Legítima defesa antecipada: até onde a lei permite agir antes do ataque

Por Diego Velázquez 5 Min de leitura
Doutor Valdemir Ferreira Santos

A legítima defesa é um dos institutos mais conhecidos do Direito Penal brasileiro, presente até no imaginário popular sobre o que é ou não crime. A definição clássica, prevista no artigo 25 do Código Penal, exige que a agressão sofrida seja atual ou iminente para que a reação seja considerada legítima. Mas existe uma tese, ainda controversa nos tribunais, que discute se essa proteção poderia se estender também a situações em que o ataque, embora previsível, ainda não começou, questão que o Doutor Valdemir Ferreira Santos, magistrado do Tribunal de Justiça do Piauí, já dedicou obra própria a discutir.

Esse debate ganhou força a partir de casos concretos em que vítimas de ameaças reiteradas, sem resposta eficaz do Estado, reagiram antes que a agressão anunciada se concretizasse. A pergunta que motiva essa discussão é direta, mas de resposta difícil: alguém pode agir em legítima defesa contra um perigo que ainda não aconteceu, mas que tudo indica que vai acontecer?

A teoria clássica: só existe legítima defesa diante do ataque em curso

Para a doutrina majoritária, a legítima defesa exige que a agressão seja atual, ou seja, esteja em andamento, ou iminente, prestes a começar de forma inequívoca. Reagir antes disso, segundo essa interpretação tradicional, significaria abrir espaço para que qualquer pessoa alegasse temer um ataque futuro para justificar o uso da força contra outra, o que comprometeria a segurança jurídica de todo o sistema penal.
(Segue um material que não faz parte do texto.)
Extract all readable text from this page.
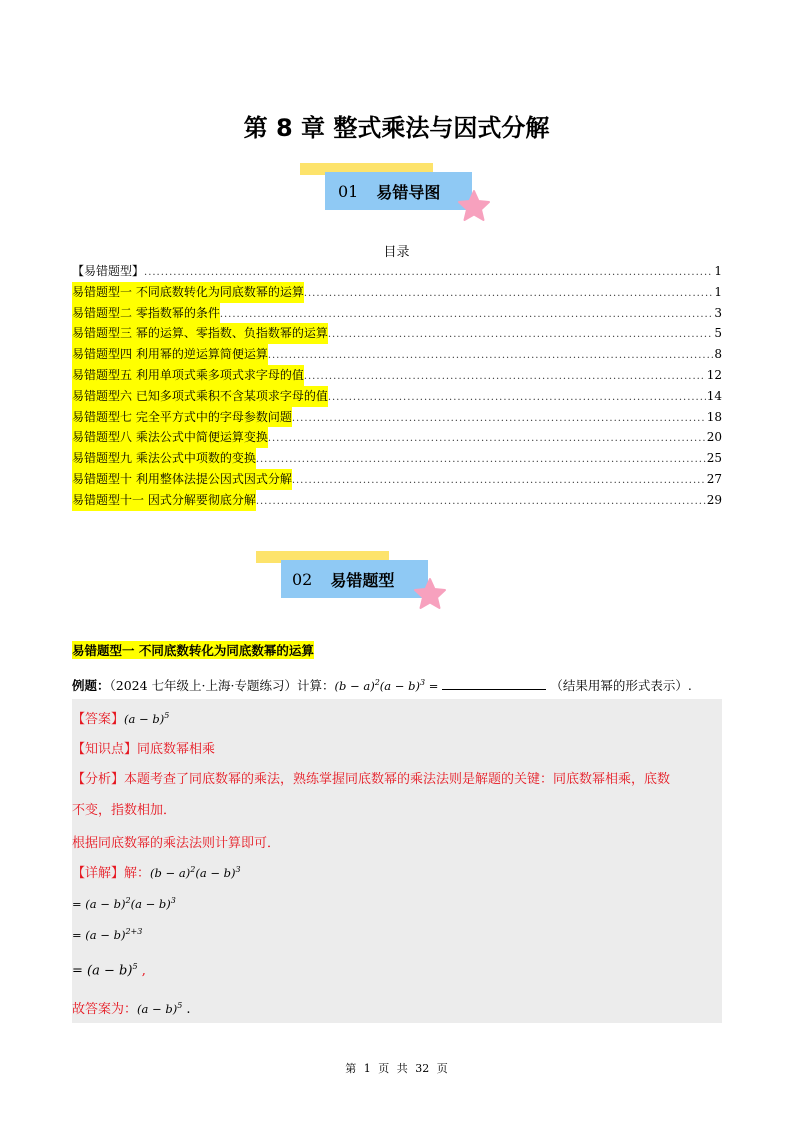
第 8 章 整式乘法与因式分解
01 易错导图
目录
【易错题型】 .....	1
易错题型一 不同底数转化为同底数幂的运算 .....	1
易错题型二 零指数幂的条件 .....	3
易错题型三 幂的运算、零指数、负指数幂的运算 .....	5
易错题型四 利用幂的逆运算简便运算 .....	8
易错题型五 利用单项式乘多项式求字母的值 .....	12
易错题型六 已知多项式乘积不含某项求字母的值 .....	14
易错题型七 完全平方式中的字母参数问题 .....	18
易错题型八 乘法公式中简便运算变换 .....	20
易错题型九 乘法公式中项数的变换 .....	25
易错题型十 利用整体法提公因式因式分解 .....	27
易错题型十一 因式分解要彻底分解 .....	29
02 易错题型
易错题型一 不同底数转化为同底数幂的运算
例题：（2024 七年级上·上海·专题练习）计算：$(b - a)^2(a - b)^3$ =	（结果用幂的形式表示）.
【答案】$(a - b)^5$
【知识点】同底数幂相乘
【分析】本题考查了同底数幂的乘法，熟练掌握同底数幂的乘法法则是解题的关键：同底数幂相乘，底数
不变，指数相加．
根据同底数幂的乘法法则计算即可．
【详解】解：$(b - a)^2(a - b)^3$
= $(a - b)^2(a - b)^3$
= $(a - b)^{2+3}$
= $(a - b)^5$ ,
故答案为：$(a - b)^5$ .
第 1 页 共 32 页
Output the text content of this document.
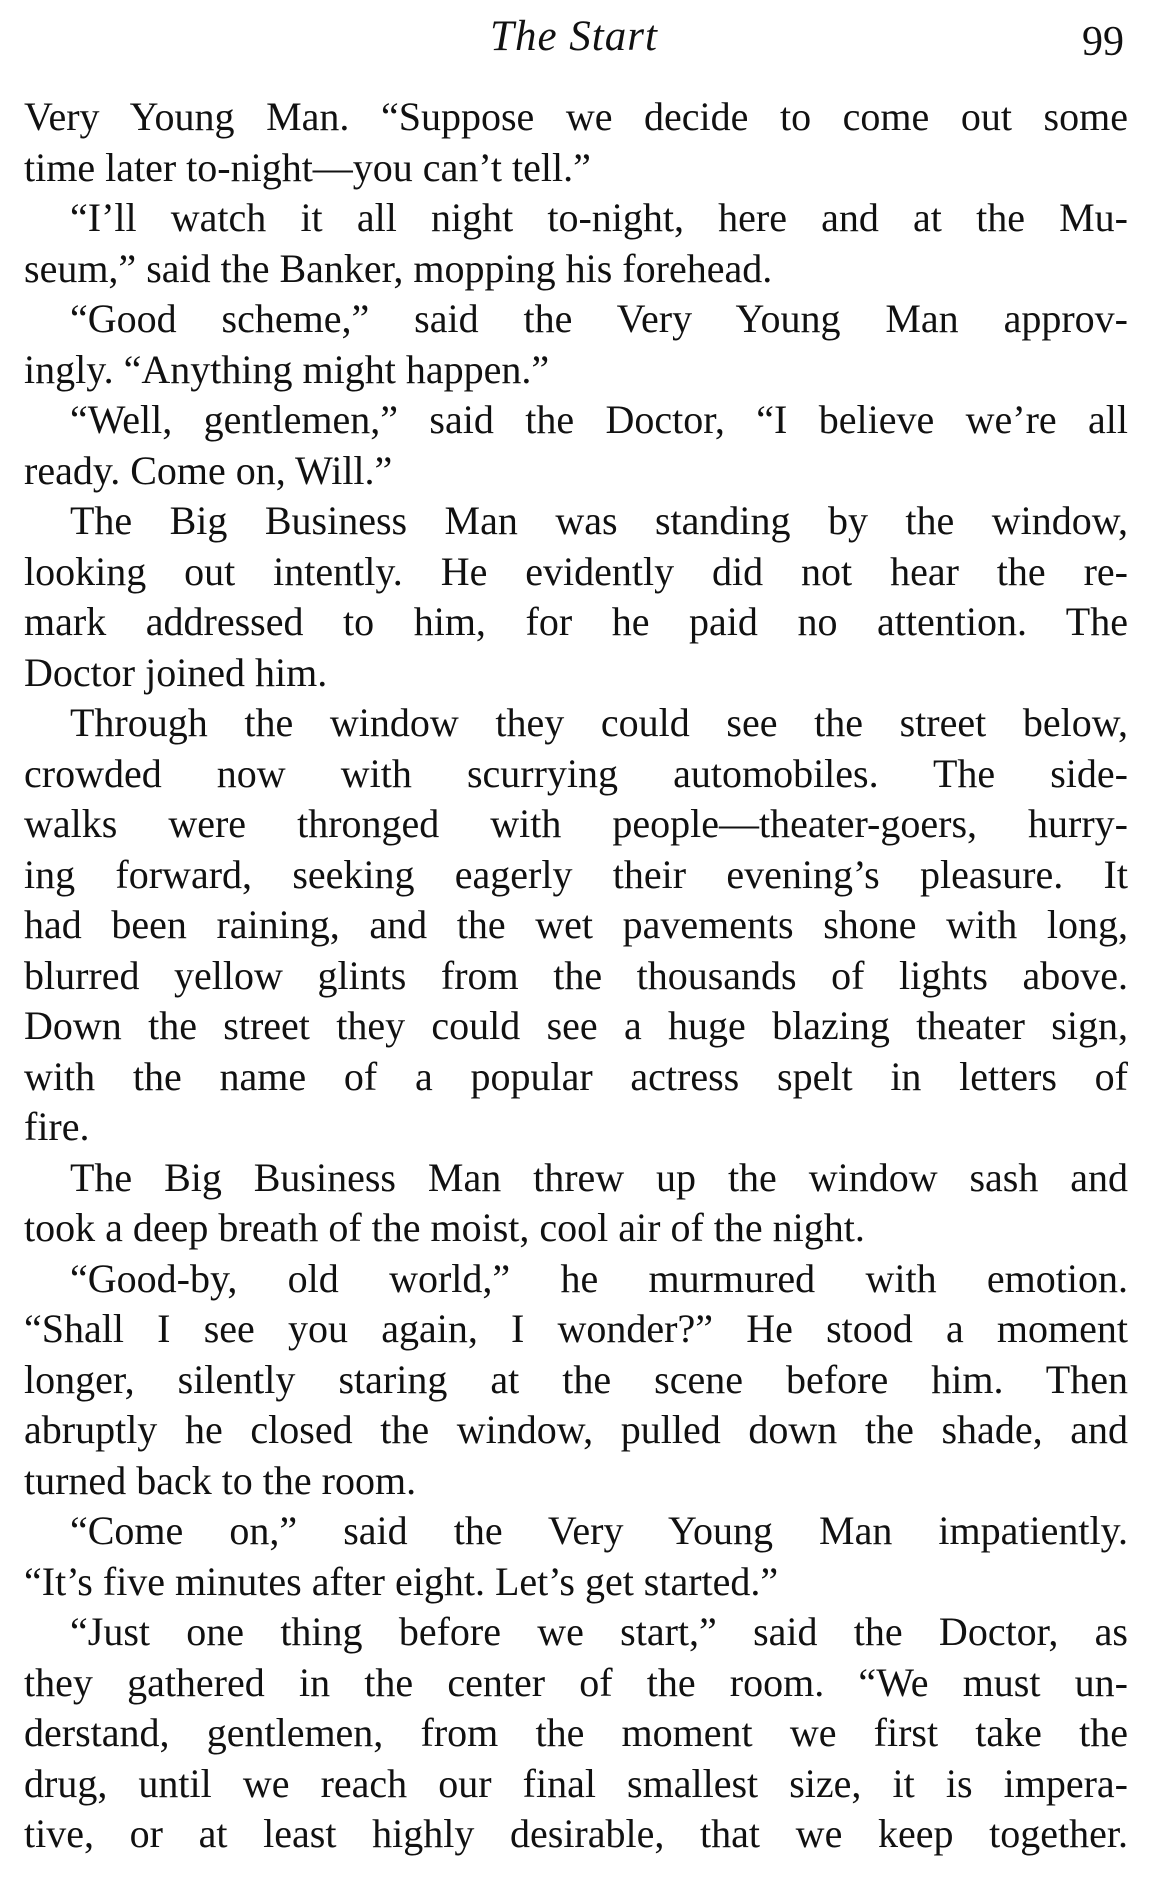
The Start	99
Very Young Man. “Suppose we decide to come out some
time later to-night—you can’t tell.”
“I’ll watch it all night to-night, here and at the Mu-
seum,” said the Banker, mopping his forehead.
“Good scheme,” said the Very Young Man approv-
ingly. “Anything might happen.”
“Well, gentlemen,” said the Doctor, “I believe we’re all
ready. Come on, Will.”
The Big Business Man was standing by the window,
looking out intently. He evidently did not hear the re-
mark addressed to him, for he paid no attention. The
Doctor joined him.
Through the window they could see the street below,
crowded now with scurrying automobiles. The side-
walks were thronged with people—theater-goers, hurry-
ing forward, seeking eagerly their evening’s pleasure. It
had been raining, and the wet pavements shone with long,
blurred yellow glints from the thousands of lights above.
Down the street they could see a huge blazing theater sign,
with the name of a popular actress spelt in letters of
fire.
The Big Business Man threw up the window sash and
took a deep breath of the moist, cool air of the night.
“Good-by, old world,” he murmured with emotion.
“Shall I see you again, I wonder?” He stood a moment
longer, silently staring at the scene before him. Then
abruptly he closed the window, pulled down the shade, and
turned back to the room.
“Come on,” said the Very Young Man impatiently.
“It’s five minutes after eight. Let’s get started.”
“Just one thing before we start,” said the Doctor, as
they gathered in the center of the room. “We must un-
derstand, gentlemen, from the moment we first take the
drug, until we reach our final smallest size, it is impera-
tive, or at least highly desirable, that we keep together.
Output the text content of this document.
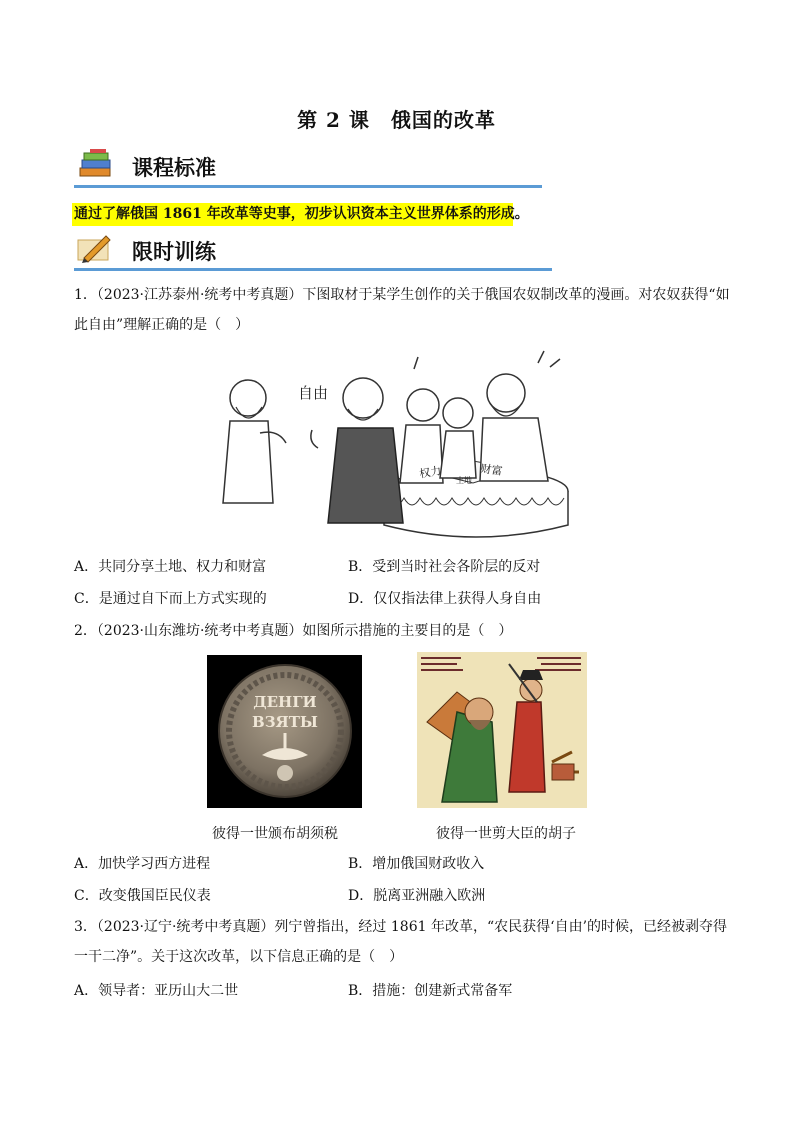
第 2 课　俄国的改革
课程标准
通过了解俄国 1861 年改革等史事，初步认识资本主义世界体系的形成。
限时训练
1．（2023·江苏泰州·统考中考真题）下图取材于某学生创作的关于俄国农奴制改革的漫画。对农奴获得“如此自由”理解正确的是（　）
自由
权力	财富
土地
A．共同分享土地、权力和财富	B．受到当时社会各阶层的反对
C．是通过自下而上方式实现的	D．仅仅指法律上获得人身自由
2．（2023·山东潍坊·统考中考真题）如图所示措施的主要目的是（　）
ДЕНГИ
ВЗЯТЫ
彼得一世颁布胡须税	彼得一世剪大臣的胡子
A．加快学习西方进程	B．增加俄国财政收入
C．改变俄国臣民仪表	D．脱离亚洲融入欧洲
3．（2023·辽宁·统考中考真题）列宁曾指出，经过 1861 年改革，“农民获得‘自由’的时候，已经被剥夺得一干二净”。关于这次改革，以下信息正确的是（　）
A．领导者：亚历山大二世	B．措施：创建新式常备军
Essa posição também argumenta que aceitar a legítima defesa antecipada aproximaria perigosamente o Direito de uma lógica de vingança preventiva, na qual o cidadão passaria a agir como julgador e executor de sua própria proteção, função que, em um Estado de Direito, deve permanecer sob controle do sistema de justiça e das forças de segurança pública.

Uma tese em contraponto à visão restritiva

Em contraponto a essa visão mais restritiva, Valdemir Ferreira Santos remete à legítima defesa antecipada como uma causa supralegal de exclusão da ilicitude nos crimes dolosos contra a vida, tese que dá título ao livro que publicou sobre o tema em 2016. A obra se soma a uma linha da doutrina penal que questiona se a exigência de agressão atual ou iminente, prevista no artigo 25 do Código Penal, é suficiente para abarcar todas as situações em que a vida de alguém está sob ameaça concreta.

Doutor Valdemir Ferreira Santos
Doutor Valdemir Ferreira Santos

Essa corrente doutrinária mais ampla discute justamente se a exigência rígida de que a agressão já esteja em curso pode, em determinados casos, deixar a vítima sem alternativa legal até que o ataque efetivamente aconteça, algo que parte da doutrina considera um risco desproporcional diante da gravidade envolvida em crimes contra a vida.

O que está em jogo nesse embate doutrinário?

O centro da controvérsia não é apenas teórico, expressa Valdemir Ferreira Santos. Ele tem consequências diretas sobre como promotores, defensores e juízes analisam casos concretos em que alguém reage antes de sofrer uma agressão anunciada. Adotar a tese da legítima defesa antecipada pode significar a absolvição de quem agiu; rejeitá-la, a condenação por homicídio, ainda que o contexto de ameaça prévia seja incontestável.

Por isso, a discussão não se limita aos manuais acadêmicos e aparece com frequência em julgamentos do Tribunal do Júri, principalmente em casos de violência extrema e conflitos prolongados entre as partes envolvidas, nos quais a linha entre autodefesa legítima e reação desproporcional se torna especialmente difícil de traçar diante das provas disponíveis.

Um instituto que ainda divide tribunais

Apesar de ganhar espaço em parte da produção acadêmica, a legítima defesa antecipada segue sendo tratada com cautela pela jurisprudência dominante, que teme a insegurança jurídica de flexibilizar demais os requisitos clássicos da excludente de ilicitude. Isso não significa, porém, que o debate perca relevância; pelo contrário, cada novo caso concreto envolvendo ameaças prévias reacende a discussão sobre os limites exatos da autodefesa no ordenamento brasileiro.

Enquanto o tema não encontra uma resposta legislativa definitiva, a produção acadêmica de juristas como o Doutor Valdemir Ferreira Santos segue alimentando esse debate, contribuindo para que a discussão sobre os limites entre proteção legítima e reação desproporcional continue evoluindo dentro dos tribunais brasileiros.